Hmmm. If Darryl’s suggestion was sound, might that mean Gigi had seen Elaine bump off Ezra? But the bird started shrieking so often, and for no obvious reason, I couldn’t use that as a clue to suppose the worst of Elaine.
“I talked to Polly Bright,” Elaine continued. “She promised to stay on call and help us get Gigi through this terrible situation. She mentioned she had been here earlier today. I asked her to stop by again tomorrow, if she could.”
After my discussion with Darryl, I itched to ask Elaine, who’d spent at least part of this evening in Gigi’s company, if the bird had said anything at all that smacked of significance—like whom she’d seen slay Ezra . . . again assuming it wasn’t Elaine herself.
In the interest of discretion, though, I said, “I heard you tell Gigi you might want to adopt her.”
“For Ezra’s sake,” Elaine said, nodding as she winced once more at Gigi’s continued shouts from behind the kitchen door. “I might have fought with the guy, but I really cared for him.” She lifted her thin, wrinkled hands as if to stave off anticipated amazement. “Yes, I know he was abrasive and even nasty at times, but inside he was really quite sweet—once you got to know him.” Tears suddenly flooded her eyes. “And now you never will.”
I was slightly surprised when I grew similarly misty. But heck, I had seen another side of Ezra Cossner now and then. Maybe he
would
have grown on me even more had he lived.
“Anyway,” Elaine sniffed, “Ezra hasn’t much family left, and he was mostly estranged from the remaining ones.” Big surprise. “I don’t know whether he made arrangements for Gigi after his death—even if he didn’t anticipate it happening so soon, macaws can live a long time—but I’d love to adopt Gigi if I could get her to be more friendly with me. If I can’t even touch her cage, though, let alone move her outside it to a perch, I don’t think it would work for either of us. And those noises . . .”

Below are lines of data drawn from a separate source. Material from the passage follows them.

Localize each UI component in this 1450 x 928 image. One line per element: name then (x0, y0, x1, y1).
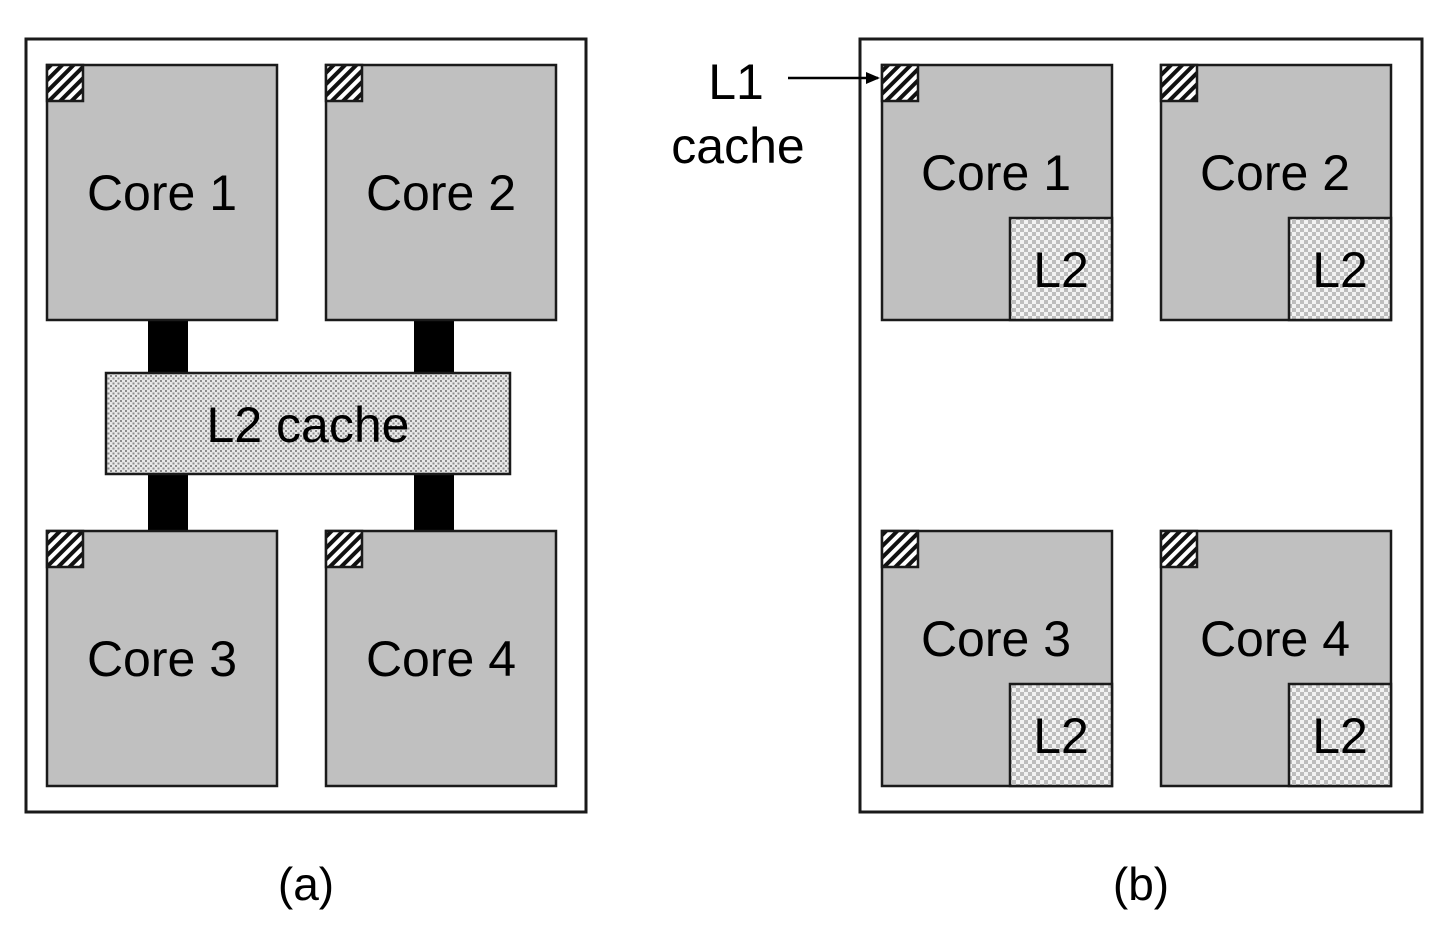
bus-connector (148, 473, 188, 531)
l1-cache-icon (1159, 529, 1199, 569)
l2-label: L2 (1312, 708, 1368, 764)
l1-cache-icon (324, 529, 364, 569)
l1-cache-icon (880, 529, 920, 569)
l1-label-line2: cache (671, 118, 804, 174)
core-a-2: Core 2 (324, 63, 558, 322)
l1-cache-icon (324, 63, 364, 103)
core-label: Core 4 (366, 631, 516, 687)
private-l2-cache (1287, 682, 1393, 788)
bus-connector (414, 473, 454, 531)
core-b-1: Core 1 L2 (880, 63, 1114, 322)
core-b-4: Core 4 L2 (1159, 529, 1393, 788)
core-label: Core 1 (921, 145, 1071, 201)
core-a-3: Core 3 (45, 529, 279, 788)
private-l2-cache (1008, 682, 1114, 788)
l1-cache-icon (1159, 63, 1199, 103)
l1-cache-icon (45, 63, 85, 103)
bus-connector (148, 320, 188, 375)
core-label: Core 2 (366, 165, 516, 221)
l1-cache-icon (880, 63, 920, 103)
shared-l2-label: L2 cache (207, 397, 410, 453)
diagram-b: L1 cache Core 1 L2 Core 2 L2 Core 3 L2 (671, 37, 1424, 910)
core-b-3: Core 3 L2 (880, 529, 1114, 788)
core-label: Core 1 (87, 165, 237, 221)
core-label: Core 3 (921, 611, 1071, 667)
l1-cache-icon (45, 529, 85, 569)
private-l2-cache (1287, 216, 1393, 322)
private-l2-cache (1008, 216, 1114, 322)
diagram-a: Core 1 Core 2 Core 3 Core 4 L2 cache (a) (24, 37, 588, 910)
l2-label: L2 (1033, 242, 1089, 298)
l1-label-line1: L1 (708, 54, 764, 110)
caption-a: (a) (278, 858, 334, 910)
core-label: Core 2 (1200, 145, 1350, 201)
core-b-2: Core 2 L2 (1159, 63, 1393, 322)
caption-b: (b) (1113, 858, 1169, 910)
core-label: Core 3 (87, 631, 237, 687)
core-label: Core 4 (1200, 611, 1350, 667)
l2-label: L2 (1033, 708, 1089, 764)
l2-label: L2 (1312, 242, 1368, 298)
core-a-1: Core 1 (45, 63, 279, 322)
bus-connector (414, 320, 454, 375)
core-a-4: Core 4 (324, 529, 558, 788)
shared-l2-cache: L2 cache (104, 371, 512, 476)
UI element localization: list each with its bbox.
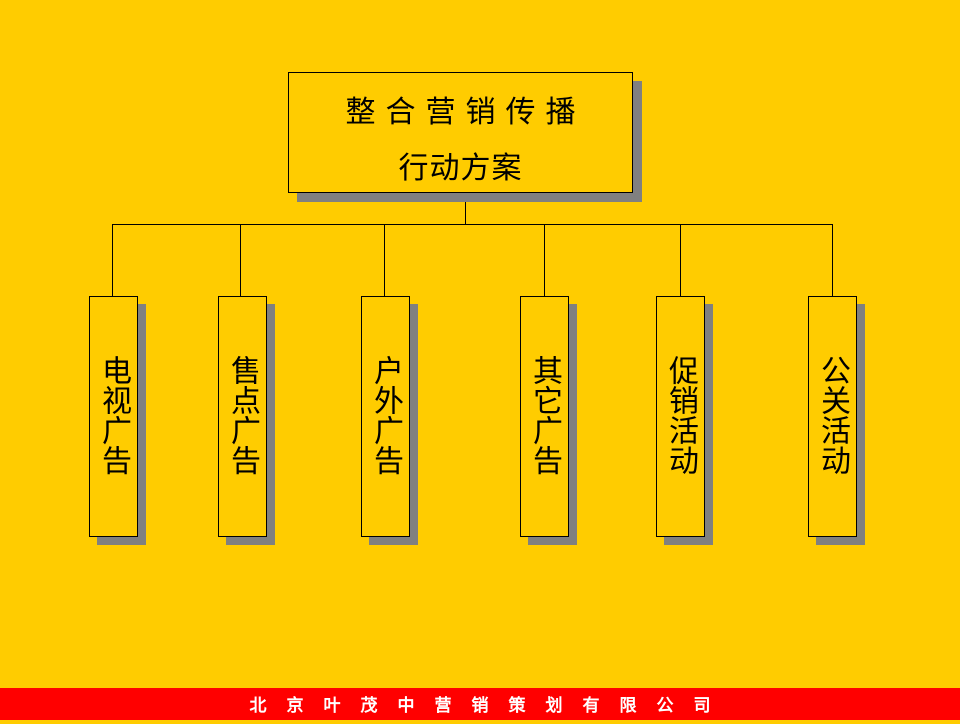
child-node-pr: 公关活动: [808, 296, 857, 537]
child-label: 其它广告: [527, 355, 562, 475]
child-node-other-ads: 其它广告: [520, 296, 569, 537]
root-title-line1: 整合营销传播: [345, 95, 586, 130]
connector-child-3: [384, 224, 385, 296]
child-node-pos-ads: 售点广告: [218, 296, 267, 537]
child-label: 促销活动: [663, 355, 698, 475]
root-title-line2: 行动方案: [398, 151, 523, 186]
child-label: 电视广告: [96, 355, 131, 475]
connector-child-5: [680, 224, 681, 296]
connector-child-4: [544, 224, 545, 296]
root-node: 整合营销传播 行动方案: [288, 72, 633, 193]
connector-child-2: [240, 224, 241, 296]
connector-child-1: [112, 224, 113, 296]
child-node-promotion: 促销活动: [656, 296, 705, 537]
child-label: 公关活动: [815, 355, 850, 475]
footer-company-name: 北京叶茂中营销策划有限公司: [0, 688, 960, 720]
child-node-tv-ads: 电视广告: [89, 296, 138, 537]
connector-root-down: [465, 193, 466, 224]
connector-horizontal: [112, 224, 833, 225]
connector-child-6: [832, 224, 833, 296]
child-label: 户外广告: [368, 355, 403, 475]
child-label: 售点广告: [225, 355, 260, 475]
child-node-outdoor-ads: 户外广告: [361, 296, 410, 537]
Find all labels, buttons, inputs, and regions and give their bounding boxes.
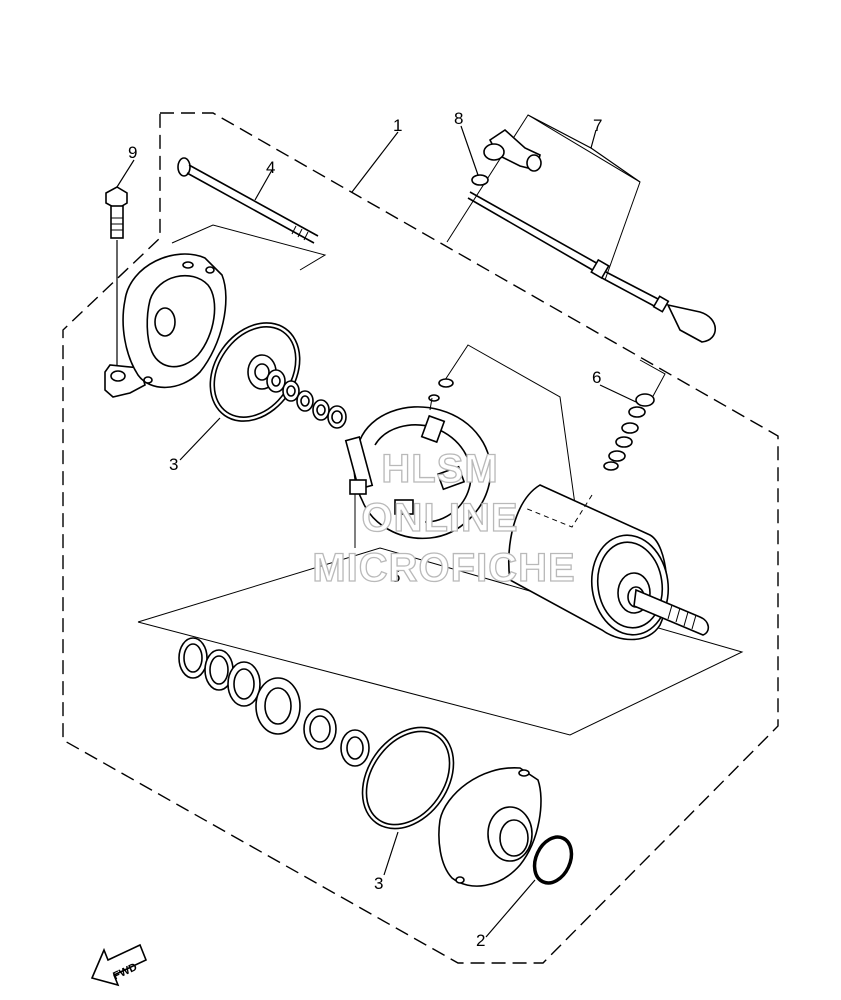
callout-leader-lines xyxy=(116,114,641,938)
callout-3-lower: 3 xyxy=(374,874,383,893)
front-cover xyxy=(438,767,542,887)
through-bolt-part-4 xyxy=(177,157,319,244)
watermark: HLSM ONLINE MICROFICHE xyxy=(312,446,576,590)
fwd-arrow-icon: FWD xyxy=(90,943,148,987)
bolt-part-9 xyxy=(105,186,128,365)
front-seals-and-washers xyxy=(178,637,370,767)
washers-part-6 xyxy=(603,393,655,471)
callout-labels: 1 2 3 3 4 5 6 7 8 9 xyxy=(128,109,602,950)
group-bracket-front xyxy=(137,547,744,736)
callout-4: 4 xyxy=(266,158,275,177)
o-ring-part-3-lower xyxy=(361,726,455,830)
callout-6: 6 xyxy=(592,368,601,387)
callout-8: 8 xyxy=(454,109,463,128)
group-bracket-brush-holder xyxy=(354,344,579,548)
callout-3-upper: 3 xyxy=(169,455,178,474)
watermark-line-2: ONLINE xyxy=(361,496,518,540)
callout-9: 9 xyxy=(128,143,137,162)
assembly-boundary xyxy=(62,112,779,964)
callout-7: 7 xyxy=(593,116,602,135)
o-ring-part-2 xyxy=(532,835,574,885)
rear-cover xyxy=(104,253,227,398)
brush-holder-part-5 xyxy=(344,378,492,540)
watermark-line-1: HLSM xyxy=(381,447,498,491)
armature-yoke xyxy=(507,484,710,641)
group-bracket-lead xyxy=(446,114,641,281)
lead-part-7 xyxy=(467,128,717,343)
callout-1: 1 xyxy=(393,116,402,135)
callout-5: 5 xyxy=(391,567,400,586)
group-bracket-rear-cover xyxy=(171,224,327,271)
callout-2: 2 xyxy=(476,931,485,950)
watermark-line-3: MICROFICHE xyxy=(312,546,575,590)
bushing-and-washers-upper xyxy=(247,354,347,429)
group-bracket-washers xyxy=(639,359,666,399)
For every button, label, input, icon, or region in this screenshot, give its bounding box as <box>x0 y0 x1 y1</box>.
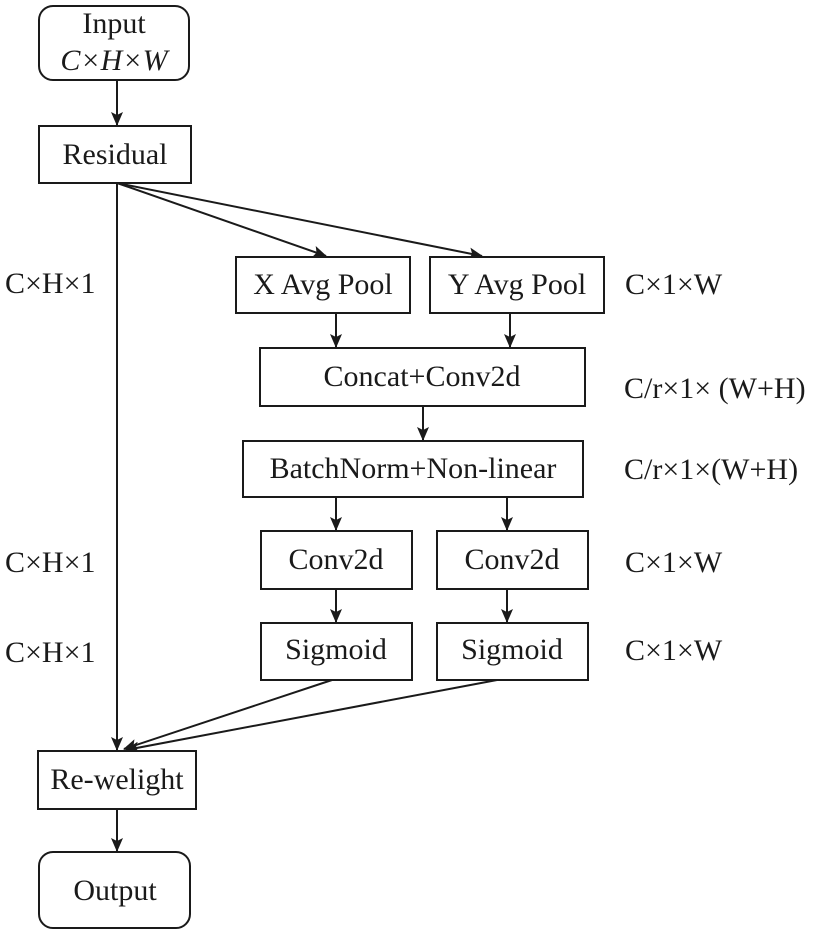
node-batchnorm-nonlinear: BatchNorm+Non-linear <box>242 440 584 498</box>
edge-residual-y-avg-pool <box>116 182 483 260</box>
dimension-labels: C×H×1 C×1×W C/r×1× (W+H) C/r×1×(W+H) C×H… <box>5 267 806 669</box>
node-y-avg-pool: Y Avg Pool <box>429 256 605 314</box>
input-shape-label: C×H×W <box>60 44 170 77</box>
dim-right-batchnorm: C/r×1×(W+H) <box>624 453 798 486</box>
x-avg-pool-label: X Avg Pool <box>253 268 392 301</box>
concat-conv2d-label: Concat+Conv2d <box>324 360 521 393</box>
node-reweight: Re-welight <box>37 750 197 810</box>
edges <box>111 80 516 852</box>
reweight-label: Re-welight <box>50 763 184 796</box>
conv2d-left-label: Conv2d <box>288 543 383 576</box>
node-sigmoid-right: Sigmoid <box>436 622 589 681</box>
dim-right-pool: C×1×W <box>625 268 723 301</box>
node-conv2d-right: Conv2d <box>436 530 589 590</box>
node-x-avg-pool: X Avg Pool <box>235 256 411 314</box>
output-label: Output <box>73 874 157 907</box>
y-avg-pool-label: Y Avg Pool <box>448 268 586 301</box>
node-sigmoid-left: Sigmoid <box>260 622 413 681</box>
dim-right-sigmoid: C×1×W <box>625 634 723 667</box>
node-output: Output <box>38 851 191 929</box>
node-conv2d-left: Conv2d <box>260 530 413 590</box>
edge-residual-x-avg-pool <box>116 182 327 258</box>
dim-right-concat: C/r×1× (W+H) <box>624 372 806 405</box>
dim-left-top: C×H×1 <box>5 267 96 300</box>
batchnorm-nonlinear-label: BatchNorm+Non-linear <box>270 452 557 485</box>
node-input: Input C×H×W <box>38 5 190 81</box>
conv2d-right-label: Conv2d <box>464 543 559 576</box>
edge-sigmoid-left-reweight <box>123 679 333 751</box>
dim-left-sigmoid: C×H×1 <box>5 636 96 669</box>
node-concat-conv2d: Concat+Conv2d <box>259 347 586 407</box>
sigmoid-left-label: Sigmoid <box>285 633 387 666</box>
node-residual: Residual <box>38 125 192 184</box>
sigmoid-right-label: Sigmoid <box>461 633 563 666</box>
dim-left-conv: C×H×1 <box>5 546 96 579</box>
input-label: Input <box>82 7 146 40</box>
dim-right-conv: C×1×W <box>625 546 723 579</box>
residual-label: Residual <box>63 138 168 171</box>
edge-sigmoid-right-reweight <box>125 679 498 754</box>
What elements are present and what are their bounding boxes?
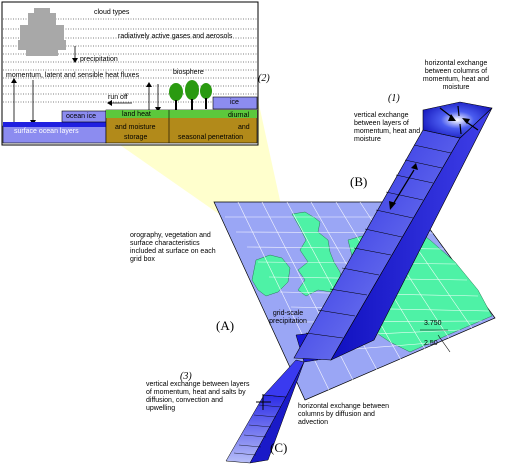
land-heat-label-1: land heat xyxy=(122,111,151,118)
column-b xyxy=(293,101,493,361)
column-c-number: (3) xyxy=(180,371,192,382)
orography-label: orography, vegetation and surface charac… xyxy=(130,232,216,263)
grid-precip-label: grid-scale precipitation xyxy=(269,310,307,325)
column-c-letter: (C) xyxy=(270,440,288,455)
ice-label: ice xyxy=(230,99,239,106)
cloud-types-label: cloud types xyxy=(94,9,130,16)
lon-value-label: 3.750 xyxy=(424,320,442,327)
fluxes-label: momentum, latent and sensible heat fluxe… xyxy=(6,72,140,79)
column-b-number: (1) xyxy=(388,93,400,104)
radiative-gases-label: radiatively active gases and aerosols xyxy=(118,33,233,40)
run-off-label: run off xyxy=(108,94,128,101)
column-c-horizontal-label: horizontal exchange between columns by d… xyxy=(298,403,390,426)
diurnal-label-1: diurnal xyxy=(228,112,250,119)
inset-number: (2) xyxy=(258,73,270,84)
diurnal-label-3: seasonal penetration xyxy=(178,134,243,141)
surface-ocean-label: surface ocean layers xyxy=(14,128,79,135)
tree-icon xyxy=(169,80,212,101)
grid-letter: (A) xyxy=(216,318,235,333)
inset-panel xyxy=(1,1,259,146)
column-c-vertical-label: vertical exchange between layers of mome… xyxy=(146,381,250,412)
diurnal-label-2: and xyxy=(238,124,250,131)
column-b-horizontal-label: horizontal exchange between columns of m… xyxy=(422,60,490,91)
column-b-vertical-label: vertical exchange between layers of mome… xyxy=(354,112,421,143)
lat-value-label: 2.50 xyxy=(424,340,438,347)
column-b-letter: (B) xyxy=(350,174,368,189)
cloud-icon xyxy=(18,8,66,56)
column-c xyxy=(225,359,305,464)
land-heat-label-2: and moisture xyxy=(115,124,156,131)
land-heat-label-3: storage xyxy=(124,134,148,141)
ocean-ice-label: ocean ice xyxy=(66,113,96,120)
precipitation-label: precipitation xyxy=(80,56,118,63)
biosphere-label: biosphere xyxy=(173,69,204,76)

As if on cue, Gigi’s screams seemed to intensify. Was she about to make some huge revelation about what she’d seen? I nearly yanked open the door. But then she started into a medley of “Gigi, gorgeous girl, gorgeous girl,” combined with wolf whistles. I sighed. If that was some kind of clue, I, for one, didn’t get it.
“Hi,” said a voice from around the reception area, loud enough to be heard over Gigi’s continued chorus. “I didn’t know you were here, Kendra. Is everything okay?” I turned away to see Corrie Montez standing there. She was clad in a sweater and jeans and a slew of file folders. Well, maybe the folders weren’t part of her outfit, but in the few times I’d seen the youthful paralegal since she’d joined the firm along with Ezra a few days ago, she’d always seemed to be clad in a bunch.
Corrie had short black hair, huge brown eyes, a largeish nose, and a small, ever-lipsticked red mouth. Ezra had stolen her from his former firm—another reason for them to be peeved with him.
I thought about Jonathon Jetts, the partner who’d shown up here yesterday and assailed Ezra for waltzing away with his former firm’s clients. Coming here with Corrie could have provided icing on the ill-willed cake. Could Jetts have been mad enough to murder Ezra?